Diritti Animali

Nella Città indiana di Puskar

Vitelli massacrati e vacche torturate per compiacere gli dei

28 gennaio 2007
Oscar Grazioli

«Puskar è il confine tra l'islamismo e l'induismo. Vai a ovest, è terra del Corano, a est dei Veda. Le vacche a cinque zampe restano al centro, qui a Puskar, la città del tempio di Brahma». Chi mi scrive è John (nome di fantasia), viaggiatore instancabile, cultore di yoga, arti marziali e tradizioni orientali. Nell'ultimo suo viaggio in Nepal, durato due anni, aveva portato con sè il suo cane che era buono con tutti e leccava affettuosamente vecchi, bambini e malati. Giorno dopo giorno è cominciato il pellegrinaggio, con doni votivi, verso la casa del "cane buono", poi del "cane sacro". Quando John ha dovuto spostarsi dal Nepal all'India gli hanno impedito di portarlo con sè.

«Ora, ti dico come questa storia è iniziata» mi scrive John da un Internet point, stando bene attento a chi allunga il collo dietro le sue spalle. «Era un anno, più o meno, che sapevo questi particolari riguardo alle vacche, ma avevo altre cose per la testa. Circa dieci giorni fa sono uscito dall’hotel, senza nessuna preoccupazione in testa. Andavo a far colazione. Passando vicino alle mucche che sono sempre in strada, una mi ha dato una cornata sulla gamba. Niente di rotto ma un bel male. Che cavolo avevo fatto per ricevere una cornata? Guardo le vacche “bioniche” e improvvisamente realizzo. Scommetto che vi fa male la gamba, come a me. E allora facciamo un patto. Se riesco a mettere a posto la vostra “gamba”, voi non mi incornate più. Le vacche contente hanno accettato e io ho scritto alla persona che ha pensato di mettersi in contatto con te”.

Puskar è una piccola città al centro del Rajastan, il più grande Stato dell’India, che confina a occidente con il Pakistan e ha per capitale Jaipur. Questa cittadina di 15.000 abitanti, che la leggenda vuole fondata da Brama, è famosa perché possiede l’unico tempio consacrato alla divinità, che assieme a Vishnu e Shiva; costituisce la Trimurti induista. Puskar è dunque meta di pellegrinaggio e turismo che alimentano un singolare quanto crudele business, gestito da un popolo del deserto, assieme a una casta che più di Brahma venera il dio danaro. Le vacche bioniche di cui parla John, dovrebbero, come è noto essere sacre. Per aumentarne la sacralità e i poteri magici che emanano, qualche furbastro ha pensato bene di mettere in piedi quest’operazione. Alcune vacche vengono ingravidate. Quando nasce il vitello, viene ucciso e uno dei suoi arti tagliato e poi cucito sulla loro groppa. Quando smettono di sanguinare sono pronte per essere esposte ai “credenti” e ai turisti, che lasciano una manciata di rupie nel barattolo d’oro, tenuto da un pastore all’entrata della cittadina. Queste vacche sono dunque doppiamente sacre, primo perché sono indiane, secondo perché sono un “monstrum”, un evento straordinario e misterioso della natura. Che poi muoiano per le infezioni e il rigetto dell’arto estraneo non le rende meno sacre. S’incarneranno nel corpo di qualche altro animale. “Hi Oscar” mi scrive John, “se fossero sacre avrebbero più mammelle, per avere più latte e due mammelle darebbero il caffè”. Lo immagino sorridere, mentre digita sulla tastiera.

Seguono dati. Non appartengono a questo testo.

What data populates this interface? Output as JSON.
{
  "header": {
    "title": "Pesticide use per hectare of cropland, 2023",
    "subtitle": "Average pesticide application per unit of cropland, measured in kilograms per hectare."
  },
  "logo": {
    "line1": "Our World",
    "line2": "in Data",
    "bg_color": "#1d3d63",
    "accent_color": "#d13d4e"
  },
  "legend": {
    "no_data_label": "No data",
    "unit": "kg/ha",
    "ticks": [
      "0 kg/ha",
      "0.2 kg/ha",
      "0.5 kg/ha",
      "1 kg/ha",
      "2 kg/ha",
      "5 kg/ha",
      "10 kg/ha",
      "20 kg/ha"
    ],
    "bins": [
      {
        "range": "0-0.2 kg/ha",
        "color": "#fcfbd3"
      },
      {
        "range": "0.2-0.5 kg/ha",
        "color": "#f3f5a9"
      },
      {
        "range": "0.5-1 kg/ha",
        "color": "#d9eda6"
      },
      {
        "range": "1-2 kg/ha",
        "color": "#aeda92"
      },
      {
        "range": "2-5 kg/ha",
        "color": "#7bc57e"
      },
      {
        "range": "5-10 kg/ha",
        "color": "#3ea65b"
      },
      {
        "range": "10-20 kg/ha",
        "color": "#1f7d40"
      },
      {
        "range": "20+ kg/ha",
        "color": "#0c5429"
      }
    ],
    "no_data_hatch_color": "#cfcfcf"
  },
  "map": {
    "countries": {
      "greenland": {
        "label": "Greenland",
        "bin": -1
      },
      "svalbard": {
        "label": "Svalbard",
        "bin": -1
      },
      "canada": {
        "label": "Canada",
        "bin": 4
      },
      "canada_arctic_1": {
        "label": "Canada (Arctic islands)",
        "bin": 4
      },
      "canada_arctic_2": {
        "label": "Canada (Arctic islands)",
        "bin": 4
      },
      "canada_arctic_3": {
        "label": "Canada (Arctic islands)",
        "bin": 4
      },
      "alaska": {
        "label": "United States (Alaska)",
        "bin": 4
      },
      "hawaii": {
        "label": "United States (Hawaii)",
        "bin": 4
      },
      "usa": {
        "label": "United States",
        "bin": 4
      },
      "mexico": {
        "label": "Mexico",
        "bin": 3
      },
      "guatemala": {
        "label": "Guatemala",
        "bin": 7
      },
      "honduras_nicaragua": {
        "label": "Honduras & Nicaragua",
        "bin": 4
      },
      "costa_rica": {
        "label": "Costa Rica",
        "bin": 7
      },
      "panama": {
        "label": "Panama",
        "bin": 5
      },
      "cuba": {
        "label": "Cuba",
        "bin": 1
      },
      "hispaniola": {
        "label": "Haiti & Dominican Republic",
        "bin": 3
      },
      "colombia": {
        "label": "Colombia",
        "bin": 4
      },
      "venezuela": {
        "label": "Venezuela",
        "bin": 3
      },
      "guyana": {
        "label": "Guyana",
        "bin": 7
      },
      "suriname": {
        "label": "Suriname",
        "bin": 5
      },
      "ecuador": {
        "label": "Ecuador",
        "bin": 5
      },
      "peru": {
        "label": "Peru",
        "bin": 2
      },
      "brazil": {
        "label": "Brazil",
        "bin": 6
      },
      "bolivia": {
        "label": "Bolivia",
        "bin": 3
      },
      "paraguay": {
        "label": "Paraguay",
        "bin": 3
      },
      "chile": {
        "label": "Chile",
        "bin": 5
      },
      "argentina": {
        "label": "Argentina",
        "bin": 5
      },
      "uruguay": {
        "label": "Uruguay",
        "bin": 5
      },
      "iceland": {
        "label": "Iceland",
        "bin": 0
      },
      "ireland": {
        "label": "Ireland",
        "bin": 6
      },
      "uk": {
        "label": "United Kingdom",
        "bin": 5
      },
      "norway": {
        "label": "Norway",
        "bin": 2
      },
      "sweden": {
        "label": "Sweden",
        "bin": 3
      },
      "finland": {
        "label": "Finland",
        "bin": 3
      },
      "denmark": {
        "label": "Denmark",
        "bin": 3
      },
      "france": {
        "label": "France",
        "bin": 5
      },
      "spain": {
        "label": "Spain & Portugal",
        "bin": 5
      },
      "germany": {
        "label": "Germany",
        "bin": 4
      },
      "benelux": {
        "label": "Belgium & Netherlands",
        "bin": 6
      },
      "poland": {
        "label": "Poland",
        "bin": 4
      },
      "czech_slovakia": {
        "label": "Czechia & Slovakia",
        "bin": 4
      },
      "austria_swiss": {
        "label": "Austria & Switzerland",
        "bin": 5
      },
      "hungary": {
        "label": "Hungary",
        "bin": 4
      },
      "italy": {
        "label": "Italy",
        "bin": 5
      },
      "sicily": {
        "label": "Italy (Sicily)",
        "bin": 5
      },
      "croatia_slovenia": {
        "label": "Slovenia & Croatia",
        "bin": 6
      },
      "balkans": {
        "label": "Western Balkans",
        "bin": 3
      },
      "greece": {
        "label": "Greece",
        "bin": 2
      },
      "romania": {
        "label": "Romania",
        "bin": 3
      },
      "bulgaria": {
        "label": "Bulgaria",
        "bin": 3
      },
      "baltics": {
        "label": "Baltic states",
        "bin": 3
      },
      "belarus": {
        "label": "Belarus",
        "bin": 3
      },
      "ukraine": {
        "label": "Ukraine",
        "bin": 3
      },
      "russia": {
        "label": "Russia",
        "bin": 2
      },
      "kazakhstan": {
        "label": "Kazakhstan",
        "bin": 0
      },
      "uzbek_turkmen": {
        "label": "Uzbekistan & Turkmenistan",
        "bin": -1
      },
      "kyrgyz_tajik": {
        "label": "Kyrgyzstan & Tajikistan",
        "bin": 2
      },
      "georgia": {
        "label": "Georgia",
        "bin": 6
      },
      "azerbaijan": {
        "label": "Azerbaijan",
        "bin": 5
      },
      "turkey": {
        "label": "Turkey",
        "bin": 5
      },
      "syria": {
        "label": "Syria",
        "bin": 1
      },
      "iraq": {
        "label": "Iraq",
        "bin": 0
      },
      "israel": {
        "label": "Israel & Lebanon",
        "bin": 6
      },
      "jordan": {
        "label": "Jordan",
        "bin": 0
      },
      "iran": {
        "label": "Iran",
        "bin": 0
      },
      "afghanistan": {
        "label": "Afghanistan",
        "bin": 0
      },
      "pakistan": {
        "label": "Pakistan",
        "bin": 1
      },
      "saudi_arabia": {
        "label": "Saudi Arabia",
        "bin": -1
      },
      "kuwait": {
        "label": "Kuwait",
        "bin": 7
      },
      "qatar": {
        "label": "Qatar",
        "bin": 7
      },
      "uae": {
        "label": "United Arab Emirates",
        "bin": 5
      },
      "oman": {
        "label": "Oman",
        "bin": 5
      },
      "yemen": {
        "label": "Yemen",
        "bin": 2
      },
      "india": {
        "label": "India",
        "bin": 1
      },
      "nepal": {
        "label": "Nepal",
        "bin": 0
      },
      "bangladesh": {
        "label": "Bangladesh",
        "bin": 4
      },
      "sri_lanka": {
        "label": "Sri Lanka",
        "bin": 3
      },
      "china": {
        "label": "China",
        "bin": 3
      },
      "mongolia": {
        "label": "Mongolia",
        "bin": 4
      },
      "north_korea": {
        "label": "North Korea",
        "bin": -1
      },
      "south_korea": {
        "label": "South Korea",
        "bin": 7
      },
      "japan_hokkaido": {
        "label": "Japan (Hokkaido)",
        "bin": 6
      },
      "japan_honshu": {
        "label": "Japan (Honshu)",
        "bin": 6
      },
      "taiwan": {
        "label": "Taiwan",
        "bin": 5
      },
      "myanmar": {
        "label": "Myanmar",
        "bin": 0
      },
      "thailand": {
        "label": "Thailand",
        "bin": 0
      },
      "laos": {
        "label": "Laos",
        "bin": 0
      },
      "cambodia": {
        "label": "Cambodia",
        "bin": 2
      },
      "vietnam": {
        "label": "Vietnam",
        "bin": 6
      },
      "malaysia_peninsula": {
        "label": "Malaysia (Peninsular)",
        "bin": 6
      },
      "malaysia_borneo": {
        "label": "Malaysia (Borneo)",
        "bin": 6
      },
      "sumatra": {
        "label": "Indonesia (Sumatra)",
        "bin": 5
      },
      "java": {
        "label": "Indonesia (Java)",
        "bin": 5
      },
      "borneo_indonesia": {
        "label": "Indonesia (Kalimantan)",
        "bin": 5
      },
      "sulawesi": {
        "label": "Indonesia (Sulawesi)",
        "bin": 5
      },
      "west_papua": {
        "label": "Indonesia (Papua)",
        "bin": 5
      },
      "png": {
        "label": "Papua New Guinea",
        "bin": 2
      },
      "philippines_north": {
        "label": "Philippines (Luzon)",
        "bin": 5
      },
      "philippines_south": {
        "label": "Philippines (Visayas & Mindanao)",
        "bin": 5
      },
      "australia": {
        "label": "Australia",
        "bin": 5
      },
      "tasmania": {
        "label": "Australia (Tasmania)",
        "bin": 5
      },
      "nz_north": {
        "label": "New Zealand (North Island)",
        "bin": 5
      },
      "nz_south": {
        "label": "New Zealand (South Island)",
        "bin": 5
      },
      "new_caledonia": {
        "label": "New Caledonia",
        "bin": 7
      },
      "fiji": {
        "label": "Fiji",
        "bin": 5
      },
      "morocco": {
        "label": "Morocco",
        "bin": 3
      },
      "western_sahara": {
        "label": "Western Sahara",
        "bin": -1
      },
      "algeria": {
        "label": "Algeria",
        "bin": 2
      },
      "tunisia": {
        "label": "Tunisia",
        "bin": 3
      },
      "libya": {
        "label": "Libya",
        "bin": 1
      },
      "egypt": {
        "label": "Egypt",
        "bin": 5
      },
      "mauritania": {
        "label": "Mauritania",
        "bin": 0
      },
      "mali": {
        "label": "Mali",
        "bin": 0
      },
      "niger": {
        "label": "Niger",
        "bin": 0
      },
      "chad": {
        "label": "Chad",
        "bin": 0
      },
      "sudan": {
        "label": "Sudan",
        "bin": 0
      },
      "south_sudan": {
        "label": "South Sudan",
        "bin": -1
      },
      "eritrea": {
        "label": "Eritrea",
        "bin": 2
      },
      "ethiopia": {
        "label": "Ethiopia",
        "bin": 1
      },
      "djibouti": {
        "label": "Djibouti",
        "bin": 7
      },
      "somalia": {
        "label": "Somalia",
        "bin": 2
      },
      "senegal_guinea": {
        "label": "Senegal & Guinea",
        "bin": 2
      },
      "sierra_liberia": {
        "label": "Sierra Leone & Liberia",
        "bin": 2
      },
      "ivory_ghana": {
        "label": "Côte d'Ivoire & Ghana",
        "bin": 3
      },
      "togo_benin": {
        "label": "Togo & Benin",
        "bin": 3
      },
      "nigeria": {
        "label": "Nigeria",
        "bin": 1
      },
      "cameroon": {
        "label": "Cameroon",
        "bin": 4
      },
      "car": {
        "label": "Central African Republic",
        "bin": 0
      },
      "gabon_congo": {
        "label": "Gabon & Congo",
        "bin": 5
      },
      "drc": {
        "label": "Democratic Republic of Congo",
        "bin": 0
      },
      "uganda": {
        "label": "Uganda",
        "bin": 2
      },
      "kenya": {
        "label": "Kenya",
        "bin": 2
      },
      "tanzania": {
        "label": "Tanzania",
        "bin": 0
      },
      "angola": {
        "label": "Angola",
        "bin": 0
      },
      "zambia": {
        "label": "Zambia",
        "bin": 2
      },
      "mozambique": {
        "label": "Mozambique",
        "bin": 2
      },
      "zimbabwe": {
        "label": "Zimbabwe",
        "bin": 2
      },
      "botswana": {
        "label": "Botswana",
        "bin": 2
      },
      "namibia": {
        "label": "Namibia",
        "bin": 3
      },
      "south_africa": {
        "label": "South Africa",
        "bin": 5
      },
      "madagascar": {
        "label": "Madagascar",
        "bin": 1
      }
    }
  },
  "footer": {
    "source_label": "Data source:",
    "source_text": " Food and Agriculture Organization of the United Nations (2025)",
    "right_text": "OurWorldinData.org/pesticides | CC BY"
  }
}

Quando John ha spedito le foto, il gestore dell’Internet point gli ha tolto il saluto e il padrone della “shanti guest house”, che le ha viste, non gli ha più servito il tè. Corre di sicuro qualche rischio l’amico John, ma con le vacche ha fatto un patto. Lui cerca di salvarle dalla tortura e loro non lo incorneranno più. Ti prometto, John, che a Libero faremo il possibile perché tu possa mantenere il patto che ti fa onore.